Sylvia Foote tried to regain control of her herd. "I thought it would be useful for those of us who worked with Lola to sit down together as a group and examine her professional circumstances. Most of us, of course, believe her death relates to her complicated personal situation. But perhaps if Miss Cooper and Mr. Chapman get a better sense of what was going on here at the college, they'll understand why we feel this way."
And they'll get out of our hair, she seemed to imply.
Sylvia asked Nan Rothschild to begin the conversation. If the severe general counsel meant to set herself a smooth sail, then she had chosen well. As the quiet anthropologist began her description of the Blackwells project, I tried to focus on her words and keep my imagination from divining the real dynamic between the two successful women, Rothschild and Dakota. Had I been too quick to eliminate Nan's interests and possible motives simply because I had known her as a casual acquaintance from the ballet studio?
Mike was making notes, and I jotted a reminder to myself to ask him whether he thought the tension between the female professors was something to explore.
Nan started with how the working teams came to be formed, then moved along to the technical aspects of the dig, which I found fascinating now, in light of the stories of old Mr. Lockhart. Wouldn't the high-tech equipment used by the interns and volunteers have uncovered any of the legendary treasures that had been concealed on the island? It didn't seem clear, though, that the team had actually done any work on the southern tip, where the prison had once stood.
Nan then turned the narrative over to Winston Shreve. With frequent punctuation by Lockhart and Grenier, Shreve led us through a much more congenial version of the academic staff relationships than we had been treated to during the one-on-one interviews. Any hopes that this gathering would help us disappeared by the end of the first hour.
I could tell that Mike wanted to take the meeting in another direction. While his pen jiggled up and down between the first two fingers of his right hand, he was brushing back his hair with the left.

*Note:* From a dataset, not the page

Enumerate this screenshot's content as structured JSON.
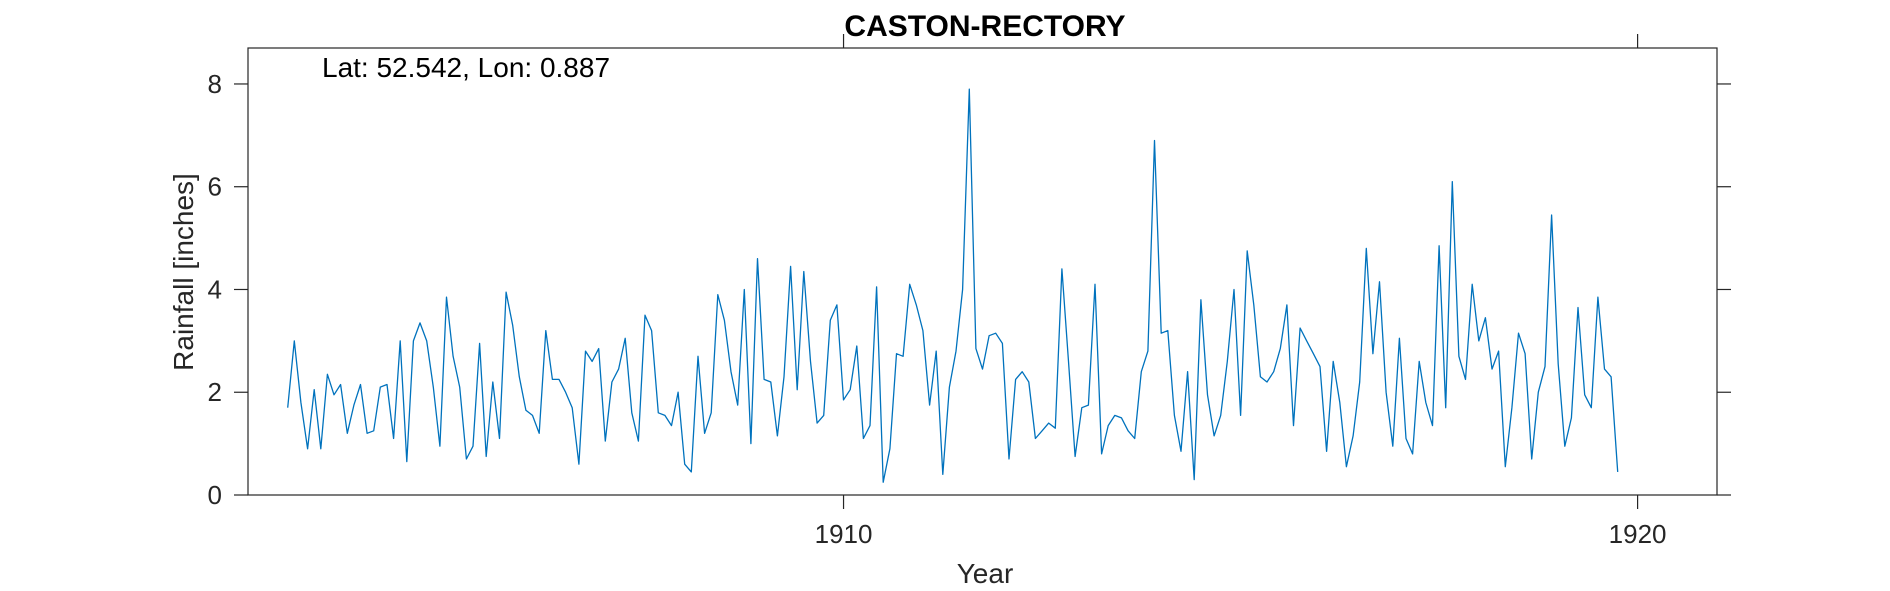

"Let me ask you this, Ms. Foote. Is there any additional discipline the college could impose on Claude Lavery while his matter is pending a decision? Any other action to take against him?"

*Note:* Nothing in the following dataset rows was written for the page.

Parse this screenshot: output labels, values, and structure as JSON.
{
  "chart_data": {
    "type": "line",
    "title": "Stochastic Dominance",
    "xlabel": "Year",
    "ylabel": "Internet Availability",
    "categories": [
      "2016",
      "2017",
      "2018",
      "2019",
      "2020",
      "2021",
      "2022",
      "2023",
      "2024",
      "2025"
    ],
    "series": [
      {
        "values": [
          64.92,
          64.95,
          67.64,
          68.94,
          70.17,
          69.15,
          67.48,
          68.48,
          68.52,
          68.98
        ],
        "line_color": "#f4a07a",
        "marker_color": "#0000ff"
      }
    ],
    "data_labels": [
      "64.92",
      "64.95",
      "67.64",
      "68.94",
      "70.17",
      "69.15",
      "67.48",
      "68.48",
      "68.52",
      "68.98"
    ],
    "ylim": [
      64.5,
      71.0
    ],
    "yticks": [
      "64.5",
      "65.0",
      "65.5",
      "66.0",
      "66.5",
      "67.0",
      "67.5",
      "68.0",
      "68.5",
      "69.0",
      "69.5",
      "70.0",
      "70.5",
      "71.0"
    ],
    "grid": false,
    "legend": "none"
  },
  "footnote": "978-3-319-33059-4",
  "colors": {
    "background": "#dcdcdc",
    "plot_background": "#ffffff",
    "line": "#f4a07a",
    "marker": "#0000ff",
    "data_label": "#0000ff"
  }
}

"I'm not sure I understand, Detective. What are you suggesting?"
"Suppose he lied. Supposed he lied about what Ms. Cooper here might call a material fact."
"Related to what?"
"To Dakota. Lola Dakota."
"Why don't you tell us the fact?" Recantati asked, trying, perhaps, to reclaim the position he had undermined by entering Lola's office after her death.
Mike looked over at me to see whether I agreed that we should reveal information, hoping to gain something in return. The slight nod of my head told him that I did.
"We've got a witness, an eyewitness," Mike began. He obviously didn't want to tell the assembled group that Bart Frankel was dead. "This guy observed Lola Dakota walking into her apartment building within an hour of her death."
No one spoke.
"Claude Lavery held the door open for Lola and walked inside with her."
Again, I tried to identify the allies. Recantati's eyes darted from Foote to Rothschild, Lockhart sought a reaction from Shreve, Grenier fixed on Mike Chapman.
"Problem for me is that when I interviewed Lavery, he denied seeing Dakota. Never mentioned it. Told me the last time he saw Dakota was around Thanksgiving, three weeks or so before she was killed."
"There's no reason to assume Claude's the one who's lying, Detective." Sylvia Foote was quick to take the supportive role. "It depends, doesn't it, on how reliable your eyewitness is. Someone who knew both of them? Some passerby who might be mistaken?"
"Solid as a rock," Mike answered, neglecting to add that he'd be as difficult as a rock to cross-examine at this point, too. "No mistake. I'm asking you to assume for the moment that Claude Lavery outright lied about something as important as that. Why? Does it put him in any worse situation with the college, or does it tell me something I need to know for my investigation?"